Нам сокровища его музы сверкают цветами жизни, для него они: — ледяные осколки, озаренные огнем померкшего сияния.
Жизнь не соединил он с творчеством в символе ценности и бесцельно носится в мировых пустынях небытия.
Бедный, бедный Бальмонт, бедный поэт…
Панмонголизм!
Вл. Соловьев
Предчувствую Тебя.
А. Блок
Нет никакой раздельности. Жизнь едина. Возникновение многого только иллюзия. Какие бы мы ни устанавливали перегородки между явлениями мира — эти перегородки невещественны и немыслимы прямо. Их создают различные виды отношений чего-то единого к самому себе. Множественность возникает как опосредствование единства, — как различие складок все той же ткани, все тем же оформленной. Сорвана вуаль с мира — и эти фабрики, люди, растения исчезнут; мир, как спящая красавица, проснется к цельности, тряхнет жемчуговым кокошником; лик вспыхнет зарею; глаза — как лазурь; ланиты — как снеговые тучки; уста — огонь. Встанет — засмеется красавица. Черные тучи, занавесившие ее, будут пробиты ее лучами; они вспыхнут огнем и кровью, обозначится на них очертание дракона: вот побежденный красный дракон будет рассеян среди чистого неба.

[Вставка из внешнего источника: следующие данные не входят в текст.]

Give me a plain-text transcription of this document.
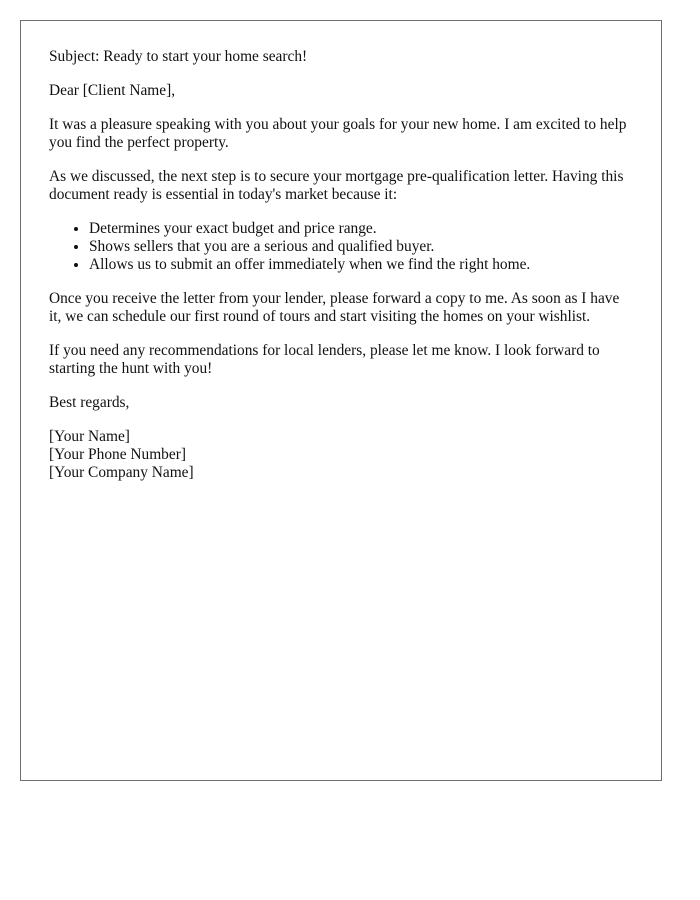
Subject: Ready to start your home search!

Dear [Client Name],

It was a pleasure speaking with you about your goals for your new home. I am excited to help you find the perfect property.

As we discussed, the next step is to secure your mortgage pre-qualification letter. Having this document ready is essential in today's market because it:

• Determines your exact budget and price range.
• Shows sellers that you are a serious and qualified buyer.
• Allows us to submit an offer immediately when we find the right home.

Once you receive the letter from your lender, please forward a copy to me. As soon as I have it, we can schedule our first round of tours and start visiting the homes on your wishlist.

If you need any recommendations for local lenders, please let me know. I look forward to starting the hunt with you!

Best regards,

[Your Name]
[Your Phone Number]
[Your Company Name]
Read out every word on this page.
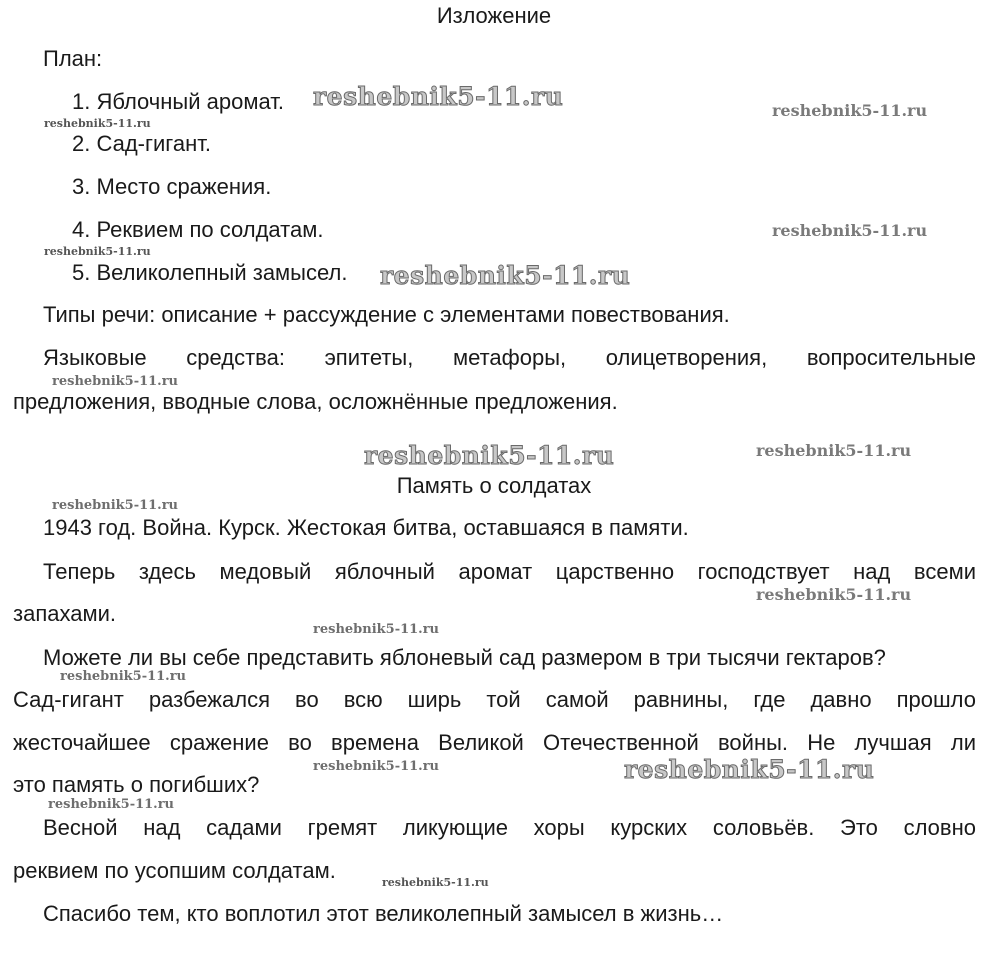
Изложение
План:
1. Яблочный аромат.
2. Сад-гигант.
3. Место сражения.
4. Реквием по солдатам.
5. Великолепный замысел.
Типы речи: описание + рассуждение с элементами повествования.
Языковые средства: эпитеты, метафоры, олицетворения, вопросительные
предложения, вводные слова, осложнённые предложения.
Память о солдатах
1943 год. Война. Курск. Жестокая битва, оставшаяся в памяти.
Теперь здесь медовый яблочный аромат царственно господствует над всеми
запахами.
Можете ли вы себе представить яблоневый сад размером в три тысячи гектаров?
Сад-гигант разбежался во всю ширь той самой равнины, где давно прошло
жесточайшее сражение во времена Великой Отечественной войны. Не лучшая ли
это память о погибших?
Весной над садами гремят ликующие хоры курских соловьёв. Это словно
реквием по усопшим солдатам.
Спасибо тем, кто воплотил этот великолепный замысел в жизнь…
reshebnik5-11.ru	reshebnik5-11.ru
reshebnik5-11.ru
reshebnik5-11.ru
reshebnik5-11.ru
reshebnik5-11.ru
reshebnik5-11.ru
reshebnik5-11.ru	reshebnik5-11.ru
reshebnik5-11.ru
reshebnik5-11.ru
reshebnik5-11.ru
reshebnik5-11.ru
reshebnik5-11.ru	reshebnik5-11.ru
reshebnik5-11.ru
reshebnik5-11.ru
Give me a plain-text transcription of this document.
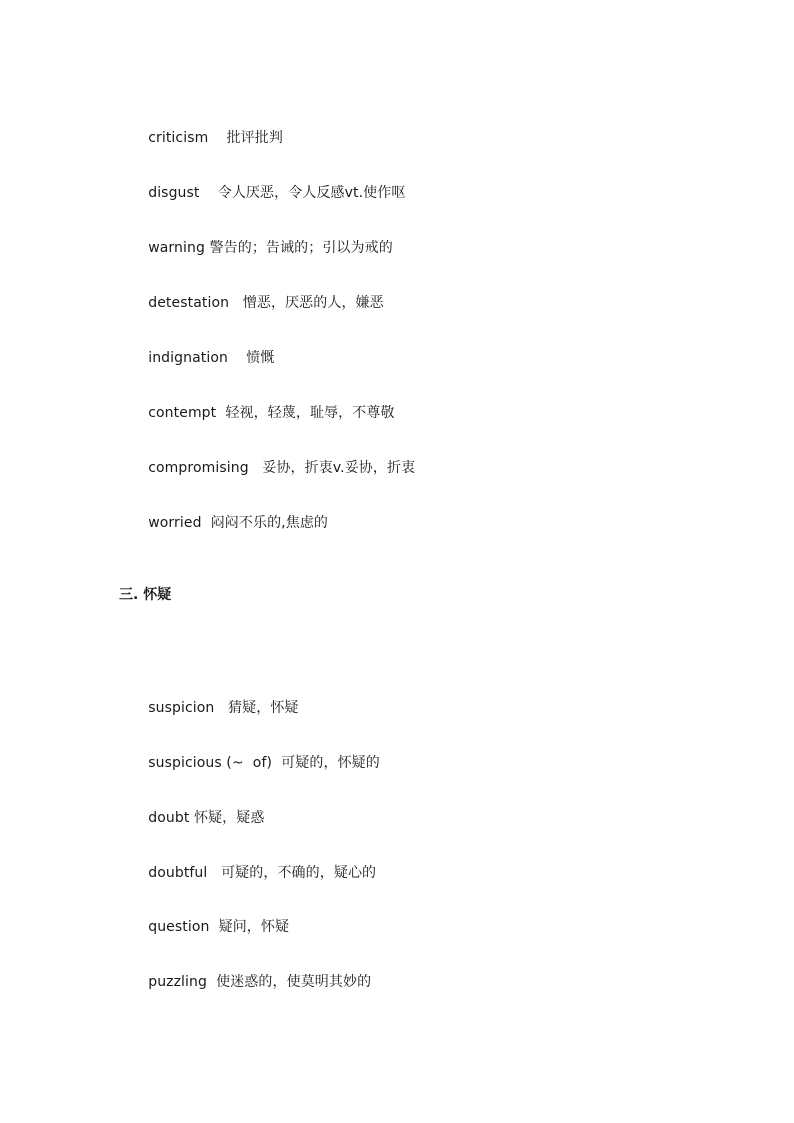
criticism 批评批判

disgust 令人厌恶，令人反感vt.使作呕

warning 警告的；告诫的；引以为戒的

detestation 憎恶，厌恶的人，嫌恶

indignation 愤慨

contempt 轻视，轻蔑，耻辱，不尊敬

compromising 妥协，折衷v.妥协，折衷

worried 闷闷不乐的,焦虑的

三. 怀疑

suspicion 猜疑，怀疑

suspicious (~  of) 可疑的，怀疑的

doubt 怀疑，疑惑

doubtful 可疑的，不确的，疑心的

question 疑问，怀疑

puzzling 使迷惑的，使莫明其妙的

Стояла весна 1900 года. Темное крыло грядущего затенило дни, и в душе поднялись тревожные сновидения. Человечеству открылся единственный путь. Возник контур религии будущего. Пронеслось дыхание Вечной Жены.
Лекция Соловьева «О конце Всемирной истории» поразила громом. Но великий мистик был прав. Помню его с бездонно устремленными очами, с волосами, разметавшимися по плечам, иронически-спокойного с виду, задумчивого, повитого тучей огня. Резко, отчетливо вырывались слова его брызгами молний, и молнии пронзили будущее; и сердце пленялось тайной сладостью, когда он уютно склонял над рукописью свой лик библейского: пророка; и картина за картиной вставали среди тумана, занавесившего будущее. Обозначился ряд ледяных пиков, крутых снегоблещущих гор, по которым мы должны будем пройти, чтобы не свалиться в пропасть. А из черных провалов взвивался дым туч; лучи солнца, обливая тучи кровью, являли в дымах грядущий лик воспламененного яростью дракона.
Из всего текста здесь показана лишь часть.